“Arrabbiata” literally means “angry” in Italian.
This sauce is red, and it’s hot, and it’s fiercely delicious.
There’s nothing angry about it, in fact. It’s just flaming good. (The “angry” term comes from the spicy red pepper goodness it entails).
I have fond memories of childhood special occasions of dining out, and always diving into the Penne Arrabbiata at restaurants. Always. It was my very, very favorite.
Josephine’s in Denver had the very best.
Spicy hot, but creamy good, filling every single ridge of the penne rigate on my plate, and pleasing my tummy in every way – oh yum.

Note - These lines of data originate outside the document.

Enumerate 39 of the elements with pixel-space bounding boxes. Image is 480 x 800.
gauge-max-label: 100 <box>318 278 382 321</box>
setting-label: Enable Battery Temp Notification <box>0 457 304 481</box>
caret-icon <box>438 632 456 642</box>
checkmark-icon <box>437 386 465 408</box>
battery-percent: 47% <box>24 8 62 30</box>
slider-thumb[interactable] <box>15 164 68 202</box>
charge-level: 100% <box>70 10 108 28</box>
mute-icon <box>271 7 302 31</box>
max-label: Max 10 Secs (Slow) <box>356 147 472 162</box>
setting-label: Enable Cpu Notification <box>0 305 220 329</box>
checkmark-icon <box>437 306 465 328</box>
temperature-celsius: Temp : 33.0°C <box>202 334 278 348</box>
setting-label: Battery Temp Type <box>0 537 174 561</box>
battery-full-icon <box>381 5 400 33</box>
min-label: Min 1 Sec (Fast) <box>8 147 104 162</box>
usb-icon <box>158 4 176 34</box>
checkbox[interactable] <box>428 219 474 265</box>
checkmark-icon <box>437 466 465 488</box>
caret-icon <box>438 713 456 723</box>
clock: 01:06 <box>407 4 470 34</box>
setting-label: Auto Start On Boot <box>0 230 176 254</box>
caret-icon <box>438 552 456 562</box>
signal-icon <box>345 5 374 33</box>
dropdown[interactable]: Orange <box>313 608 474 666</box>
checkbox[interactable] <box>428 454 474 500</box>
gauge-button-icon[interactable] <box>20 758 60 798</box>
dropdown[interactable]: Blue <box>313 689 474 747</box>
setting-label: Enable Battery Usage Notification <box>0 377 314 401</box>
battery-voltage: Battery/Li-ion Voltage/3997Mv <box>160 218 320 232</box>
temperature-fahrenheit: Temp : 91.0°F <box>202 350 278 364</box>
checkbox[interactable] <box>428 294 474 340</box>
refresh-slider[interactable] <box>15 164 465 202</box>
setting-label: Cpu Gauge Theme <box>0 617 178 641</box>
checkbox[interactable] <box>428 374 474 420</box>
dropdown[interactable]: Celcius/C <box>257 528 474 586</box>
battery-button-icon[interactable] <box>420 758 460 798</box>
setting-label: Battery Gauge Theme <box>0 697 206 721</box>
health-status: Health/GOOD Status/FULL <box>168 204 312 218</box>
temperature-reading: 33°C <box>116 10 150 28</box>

My adolescence changed my tasters just a tad, as I developed my preference and radar for the exquisite and most expensive.

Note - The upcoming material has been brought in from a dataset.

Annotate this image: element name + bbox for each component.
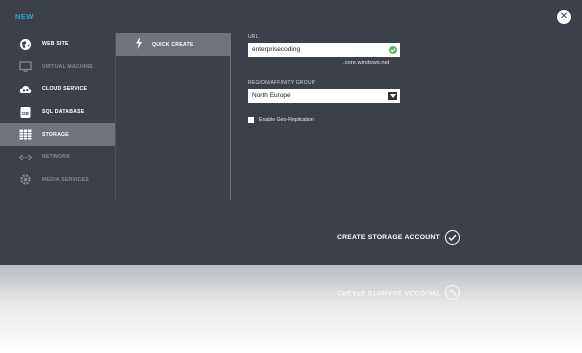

Wild caught salmon with a balsamic reduction and truffled asparagus or, perhaps, sesame crusted ahi tuna with a sweet soy glaze. Oh yes, I became rather predictable, even outside my beloved “arrabbiata.”
While my taste buds still yearn for the very best, nostalgia calls for a bit of “fiercely delicious” red sauce these days.
1 shallot, minced
1 Tbs. Kerrygold butter or olive oil
2 lbs. boneless, skinless chicken breasts, cut into strips
sea salt and pepper
1 14 oz. can Muir Glen Organics diced tomatoes
1/4 cup tomato paste
1/2 – 1 tsp. red pepper flakes
1/2 tsp. fresh ground cinnamon
1 Tbs. balsamic vinegar
1/4 cup fresh basil
In a large skillet, over medium heat, saute the shallot until golden brown in melted butter or heated oil. Add the chicken strips, season with salt and pepper, and sear to perfection. Remove the chicken and set aside.
In the same large skillet, add the diced tomatoes to the shallots and any remaining “fat.” Add more if you feel it to be necessary. Stir in tomato paste, keeping the pan at medium heat. Reduce for about 3-5 minutes. Return the chicken to the mixture and add red pepper flakes. Allow the sauce to continue to thicken, stirring occasionally.
Add additional salt and pepper (if you really like it jazzy, like me), cinnamon, vinegar, and fresh basil.
Serve over your favorite grain-free pasta, cauliflower, or even go for the penne rigate this time. Why not?